The footage is shown to the outside world, and suddenly the impossible comes into view. One of the most breathtaking scenes that you will ever see in film is from one such demonstration that fills a street to the horizon, over a hundred thousand people gathering to protest. Then, the camera pans to the buildings on the side, as a journalist shouts “There are so many…”. The buildings sag under the weight of people who crowd the windows and rooftops to cheer the monks onward. One protestor after another and the faces are no longer afraid, but screaming to the skies. And one such march reaches the guarded house of
Aung San Suu Kyi, who emerges briefly to wave at the crowd. The Burmese government was so sure that remarkable woman had been forgotten.
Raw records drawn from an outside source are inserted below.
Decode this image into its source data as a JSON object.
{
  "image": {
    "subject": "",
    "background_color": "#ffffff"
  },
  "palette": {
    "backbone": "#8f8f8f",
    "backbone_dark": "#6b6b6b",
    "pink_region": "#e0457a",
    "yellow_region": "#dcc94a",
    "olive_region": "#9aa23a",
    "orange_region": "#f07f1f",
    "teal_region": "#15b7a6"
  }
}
As with all movements, this uprising ground to a halt after curfews, arrests, and finally violent reaction bled the crowds dry. The military-run government responded in the only way it knew how – by filling the streets with the army. Despite the immediate dangers, Joshua’s reporters remained on the street and caught one scene of carnage after another. To this day nobody knows how many were killed this time, but the images were sent to the international media nonetheless: a Japanese reporter shot in the face at point blank range and carried away, monks beaten and arrested, monasteries raided, and the lifeless body of a monk floating in the river. The journalists are targeted as enemies of the state for getting the images out to the world to see. Three of them are taken away and given life sentences by the police. The hope amidst the people returned to its dormant state until the next outburst. In the meantime, Joshua prepares to recruit more journalists equipped only with a cell phone and a pair of stones I could only dream of carrying.
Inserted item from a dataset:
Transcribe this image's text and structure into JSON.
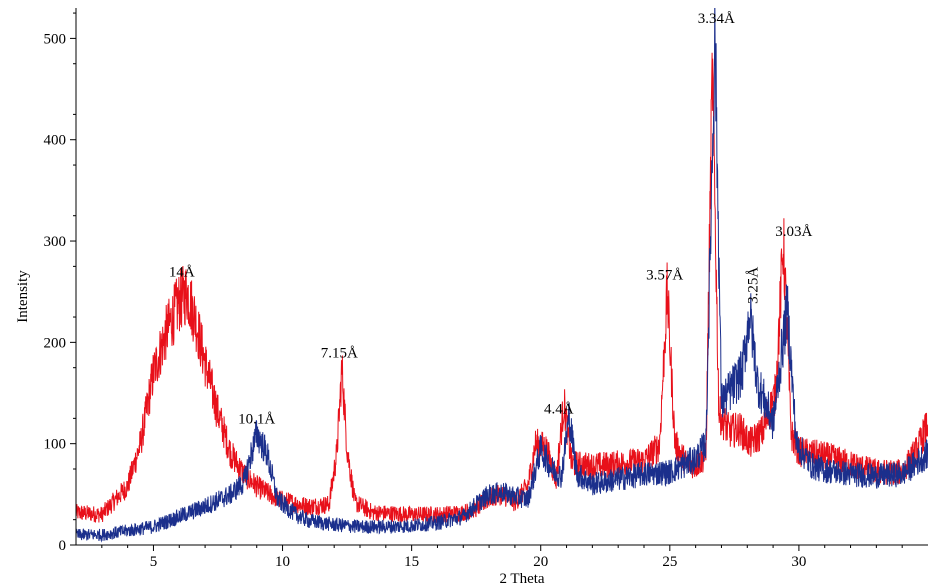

Seated in a comfortable country like this one, I am struck by how clearly these people understand democracy. Willing to die for the chance to entertain the possibility of eventual democracy, these guys put the timid and fat journalists on the corporate-owned news networks to fucking shame. While those shitpieces merely repeat whatever information is given to them by government or business interests, the reporters of Burma VJ go out there and get the goods while hiding in a hole, under fire. The dull and docile reporting by the networks during the last two hobby wars in the Middle East signified the Fourth Estate was in great decay. Burma VJ has shown how utterly compromised to the point of uselessness that they have all become.

This is the future of the true journalism, ladies and gents, unpaid guerillas with amateur footage, giving you the real deal while the polished stations feed you the same old shite. The filmmakers suggested as much, providing a clip of the highly polished and colorful propaganda from the official news stations. Not that MSNBC or CNN are government-owned, of course – they parrot the acceptable news allowed by their owners, tainting any information they wish to pass on. FoxNews does not qualify as news, being a disciplined mouthpiece for Rupert Murdoch. These days, if you want to know what is going on, you need to either take the standard media with a tremendous grain of salt, or read underground shit like Buffalo Beast, or Al-Jazeera English. Apart from being entertaining, these sources are free from the massive conflict of interests that dominates our domestic news sources. The borderline insane reporters of Burma VJ tower above them all. They give us at least some hope that the free press will not die as we thought – it will just change as the rules are reinvented by forces beyond our control.